All in a rush, he says: ‘I’ve only got the three minutes, there’s a queue all the way to Shanghai today, but I hope to be back in Rabaul early September, and I’ll confirm it then with the powers and call you again too, but plan for me to be home by Monday the second of December at the latest – I’ll just have to make that happen however I can. That date should give me enough time to get a suit, though, shouldn’t it?’

‘A suit?’ I almost ask what for, I’m so caught up in the surprise of his call, his voice. Determined. Purposeful. Caramel.

‘Yeah,’ he laughs. ‘A suit.’

A flood of desire in me: Rock in a dinner suit is – just about worth getting married for. I say: ‘Don’t worry about a new suit. The one you’ve got is fine.’

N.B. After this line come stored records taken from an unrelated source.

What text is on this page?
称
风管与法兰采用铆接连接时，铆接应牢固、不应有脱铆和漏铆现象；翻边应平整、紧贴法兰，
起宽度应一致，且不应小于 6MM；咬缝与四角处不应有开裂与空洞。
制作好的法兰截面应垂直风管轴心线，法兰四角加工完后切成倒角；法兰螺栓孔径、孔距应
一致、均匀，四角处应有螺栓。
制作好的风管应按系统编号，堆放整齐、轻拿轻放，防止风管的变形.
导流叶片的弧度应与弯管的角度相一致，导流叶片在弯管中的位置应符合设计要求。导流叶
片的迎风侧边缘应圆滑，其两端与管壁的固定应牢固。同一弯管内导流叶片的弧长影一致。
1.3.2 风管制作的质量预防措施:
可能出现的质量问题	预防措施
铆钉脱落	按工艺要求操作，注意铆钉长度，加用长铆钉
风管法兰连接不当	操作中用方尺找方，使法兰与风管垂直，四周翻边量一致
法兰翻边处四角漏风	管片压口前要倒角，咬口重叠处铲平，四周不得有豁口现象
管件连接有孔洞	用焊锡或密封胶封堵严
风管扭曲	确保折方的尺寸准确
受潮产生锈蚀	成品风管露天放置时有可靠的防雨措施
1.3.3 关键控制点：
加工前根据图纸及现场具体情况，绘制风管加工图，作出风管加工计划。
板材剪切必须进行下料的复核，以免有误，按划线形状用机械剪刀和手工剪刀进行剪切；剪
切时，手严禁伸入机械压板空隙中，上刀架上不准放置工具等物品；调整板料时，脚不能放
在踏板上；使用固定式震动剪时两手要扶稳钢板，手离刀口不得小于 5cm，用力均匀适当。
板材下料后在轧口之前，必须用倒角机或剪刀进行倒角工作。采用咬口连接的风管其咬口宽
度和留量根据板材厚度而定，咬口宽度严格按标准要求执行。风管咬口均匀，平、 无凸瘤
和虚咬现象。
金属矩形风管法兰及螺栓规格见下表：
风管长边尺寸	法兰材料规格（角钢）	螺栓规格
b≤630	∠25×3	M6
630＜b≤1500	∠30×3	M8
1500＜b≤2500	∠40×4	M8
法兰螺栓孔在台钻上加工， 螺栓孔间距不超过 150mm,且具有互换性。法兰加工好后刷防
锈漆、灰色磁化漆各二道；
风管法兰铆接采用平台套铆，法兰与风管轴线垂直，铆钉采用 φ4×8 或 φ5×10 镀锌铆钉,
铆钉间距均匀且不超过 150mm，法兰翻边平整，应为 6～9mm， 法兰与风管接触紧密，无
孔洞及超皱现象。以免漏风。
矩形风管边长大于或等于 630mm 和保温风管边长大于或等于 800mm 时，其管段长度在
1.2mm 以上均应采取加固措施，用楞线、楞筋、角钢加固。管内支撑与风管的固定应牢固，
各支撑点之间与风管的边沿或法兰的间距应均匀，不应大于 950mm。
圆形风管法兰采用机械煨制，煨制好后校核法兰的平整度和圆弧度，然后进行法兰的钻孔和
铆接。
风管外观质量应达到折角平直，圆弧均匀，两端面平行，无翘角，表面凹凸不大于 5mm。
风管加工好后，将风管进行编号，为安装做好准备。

‘No, it’s not,’ he laughs again. ‘It’s got too small in the shoulders, from all the navvying.’

‘Oh.’ I’m drowning in it now. ‘Really?’

‘Yeah really. Thanks for your letter, Bernie. Geez, it was good,’ he says. ‘Really good,’ he adds, and I can almost feel his breath on my ear, his warmth. ‘You’ve got a real way with a yarn. Where’ve you been hiding that light?’

And I haven’t even told him about Eugenia yet. Slipped my mind, with all that’s been happening. It’ll keep. I tell him, and I’ve never believed in it more: ‘I can’t wait to be with you for good. Forever and ever.’

He groans, softly, then says: ‘Um, yeah …’

‘Oh yeah.’ I look over at my bodice pinned to the mannequin in the lounge, Mum’s first arabesques of tiny glass pearls curling down from her sweetheart neckline, passion flower tendrils, not like anything you’ll find in a catalogue, one of a kind, work of art, labour of love, everything she’d have wanted for herself if she and Dad could have afforded it then. The line crackles and I remember where we are now, what we’re doing, and that four days won’t be nearly long enough for the tailor. ‘You’d better send me your measurements, darling.’